Abstract A67: Canonical WNT/β;-catenin pathway activation suppresses embryonal rhabdomyosarcoma growth and self-renewal

Embryonal rhabdomyosarcoma (ERMS) is a common pediatric malignancy of muscle with relapse being the major clinical challenge. Self-renewing tumor-propagating cells (TPCs) drive cancer relapse and are confined to a molecularly definable subset of ERMS cells. To identify drugs that suppress TPC function, a large-scale chemical screen comprising of ∼40,000 compounds including 47% FDA-approved drugs was completed, identifying GSK3-inhibitors as potent suppressors of ERMS growth through inducing terminal differentiation of TPCs into myosin-expressing cells. In support of GSK3 inhibitors functioning through activation of the canonical WNT pathway, recombinant WNT3A and a stabilized β-catenin enhanced differentiation and reduced self-renewal in human ERMS cell lines. Moreover, treatment of tumor-bearing zebrafish with a GSK3 inhibitor activated the WNT/β-catenin pathway, resulting in suppressed ERMS growth, depleted TPCs, and diminished self-renewal capacity in vivo. As canonical WNT signaling is essential for transition from muscle stem cell proliferation to myogenic differentiation during regeneration, our findings suggest that the same developmental pathways that regulate muscle stem cell self-renewal also contribute to tumorigenesis in ERMS. GSK3 inhibitors are being assessed for their efficacy in inhibiting growth as well as inducing differentiation of human ERMS in xenograft mouse models.

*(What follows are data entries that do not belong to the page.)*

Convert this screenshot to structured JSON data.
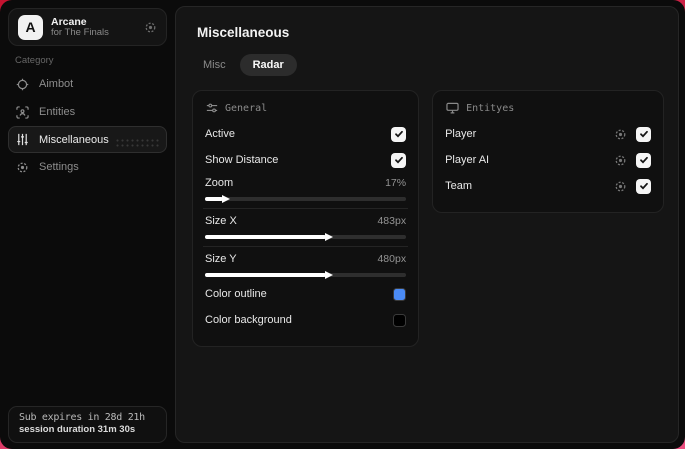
{
  "backdrop": {
    "accent_top": "#c41330",
    "accent_bottom": "#ea4f80"
  },
  "sidebar": {
    "brand": {
      "logo_letter": "A",
      "title": "Arcane",
      "subtitle": "for The Finals",
      "gear_icon": "gear-icon"
    },
    "category_label": "Category",
    "items": [
      {
        "label": "Aimbot",
        "icon": "crosshair-icon",
        "active": false
      },
      {
        "label": "Entities",
        "icon": "scan-icon",
        "active": false
      },
      {
        "label": "Miscellaneous",
        "icon": "sliders-vertical-icon",
        "active": true
      },
      {
        "label": "Settings",
        "icon": "gear-icon",
        "active": false
      }
    ],
    "footer": {
      "line1": "Sub expires in 28d 21h",
      "line2": "session duration 31m 30s"
    }
  },
  "main": {
    "title": "Miscellaneous",
    "tabs": [
      {
        "label": "Misc",
        "active": false
      },
      {
        "label": "Radar",
        "active": true
      }
    ],
    "general_card": {
      "header": "General",
      "header_icon": "sliders-horizontal-icon",
      "toggles": [
        {
          "label": "Active",
          "checked": true
        },
        {
          "label": "Show Distance",
          "checked": true
        }
      ],
      "sliders": [
        {
          "label": "Zoom",
          "value": "17%",
          "fill_percent": 9
        },
        {
          "label": "Size X",
          "value": "483px",
          "fill_percent": 60
        },
        {
          "label": "Size Y",
          "value": "480px",
          "fill_percent": 60
        }
      ],
      "colors": [
        {
          "label": "Color outline",
          "swatch": "#4b8bf5"
        },
        {
          "label": "Color background",
          "swatch": "#000000"
        }
      ]
    },
    "entities_card": {
      "header": "Entityes",
      "header_icon": "monitor-icon",
      "rows": [
        {
          "label": "Player",
          "checked": true
        },
        {
          "label": "Player AI",
          "checked": true
        },
        {
          "label": "Team",
          "checked": true
        }
      ]
    }
  }
}
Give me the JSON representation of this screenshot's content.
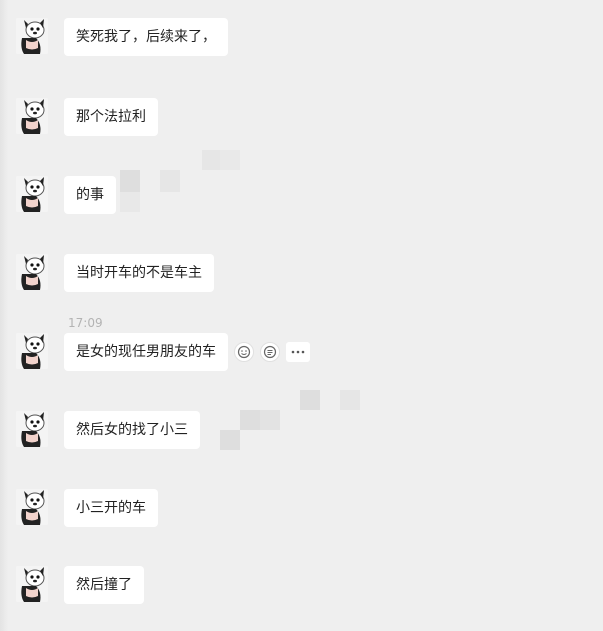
{
  "chat": {
    "timestamp": "17:09",
    "messages": [
      {
        "text": "笑死我了，后续来了，"
      },
      {
        "text": "那个法拉利"
      },
      {
        "text": "的事"
      },
      {
        "text": "当时开车的不是车主"
      },
      {
        "text": "是女的现任男朋友的车"
      },
      {
        "text": "然后女的找了小三"
      },
      {
        "text": "小三开的车"
      },
      {
        "text": "然后撞了"
      }
    ],
    "hover_actions": [
      "emoji-icon",
      "quote-icon",
      "more-icon"
    ]
  },
  "colors": {
    "background": "#efefef",
    "bubble": "#ffffff",
    "text": "#222222",
    "timestamp": "#b3b3b3"
  }
}
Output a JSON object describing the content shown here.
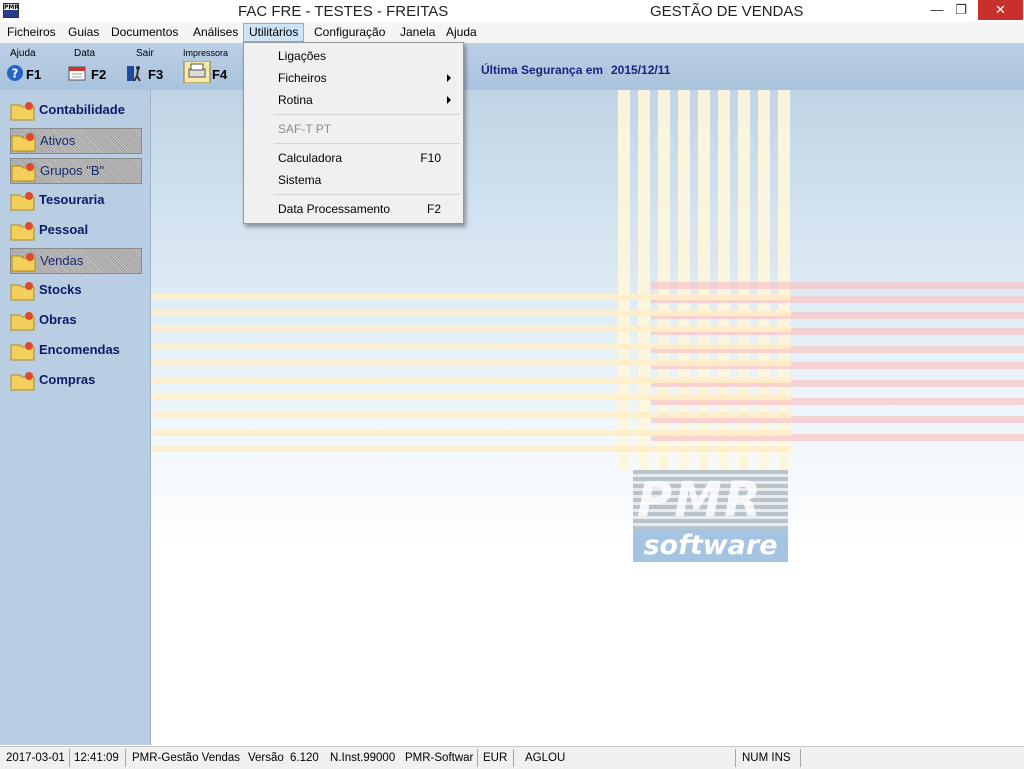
{
  "window": {
    "icon_label": "PMR",
    "title": "FAC FRE - TESTES - FREITAS",
    "module": "GESTÃO DE VENDAS",
    "minimize": "—",
    "maximize": "❐",
    "close": "✕"
  },
  "menubar": [
    "Ficheiros",
    "Guias",
    "Documentos",
    "Análises",
    "Utilitários",
    "Configuração",
    "Janela",
    "Ajuda"
  ],
  "toolbar": {
    "help": {
      "label": "Ajuda",
      "key": "F1"
    },
    "date": {
      "label": "Data",
      "key": "F2"
    },
    "exit": {
      "label": "Sair",
      "key": "F3"
    },
    "printer": {
      "label": "Impressora",
      "key": "F4"
    },
    "security_label": "Última Segurança em",
    "security_date": "2015/12/11"
  },
  "sidebar": [
    {
      "label": "Contabilidade",
      "enabled": true
    },
    {
      "label": "Ativos",
      "enabled": false
    },
    {
      "label": "Grupos \"B\"",
      "enabled": false
    },
    {
      "label": "Tesouraria",
      "enabled": true
    },
    {
      "label": "Pessoal",
      "enabled": true
    },
    {
      "label": "Vendas",
      "enabled": false
    },
    {
      "label": "Stocks",
      "enabled": true
    },
    {
      "label": "Obras",
      "enabled": true
    },
    {
      "label": "Encomendas",
      "enabled": true
    },
    {
      "label": "Compras",
      "enabled": true
    }
  ],
  "dropdown": {
    "items": [
      {
        "label": "Ligações",
        "shortcut": "",
        "submenu": false,
        "enabled": true
      },
      {
        "label": "Ficheiros",
        "shortcut": "",
        "submenu": true,
        "enabled": true
      },
      {
        "label": "Rotina",
        "shortcut": "",
        "submenu": true,
        "enabled": true
      },
      {
        "label": "SAF-T PT",
        "shortcut": "",
        "submenu": false,
        "enabled": false
      },
      {
        "label": "Calculadora",
        "shortcut": "F10",
        "submenu": false,
        "enabled": true
      },
      {
        "label": "Sistema",
        "shortcut": "",
        "submenu": false,
        "enabled": true
      },
      {
        "label": "Data Processamento",
        "shortcut": "F2",
        "submenu": false,
        "enabled": true
      }
    ]
  },
  "logo": {
    "top": "PMR",
    "bottom": "software"
  },
  "statusbar": {
    "date": "2017-03-01",
    "time": "12:41:09",
    "app": "PMR-Gestão Vendas",
    "version_label": "Versão",
    "version": "6.120",
    "install": "N.Inst.99000",
    "vendor": "PMR-Softwar",
    "currency": "EUR",
    "user": "AGLOU",
    "keys": "NUM INS"
  },
  "colors": {
    "accent": "#1a237e",
    "sidebar_bg": "#b9cde3",
    "toolbar_bg": "#a9c2dc",
    "close_btn": "#c7302b"
  }
}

Our work has identified the vital role of canonical WNT pathway in regulating differentiation and self-renewal of ERMS and demonstrated the effective application of small molecule inhibitors to target differentiation of TPCs in ERMS. Citation Format: Eleanor Chen, Michael DeRan, Katherine Brooke Grandinetti, Myron Ignatius, Ryan Clagg, Karin McCarthy, Riadh Lobbardi, Xu Wu, David Langenau. Canonical WNT/β;-catenin pathway activation suppresses embryonal rhabdomyosarcoma growth and self-renewal. [abstract]. In: Proceedings of the AACR Special Conference on Pediatric Cancer at the Crossroads: Translating Discovery into Improved Outcomes; Nov 3-6, 2013; San Diego, CA. Philadelphia (PA): AACR; Cancer Res 2013;74(20 Suppl):Abstract nr A67.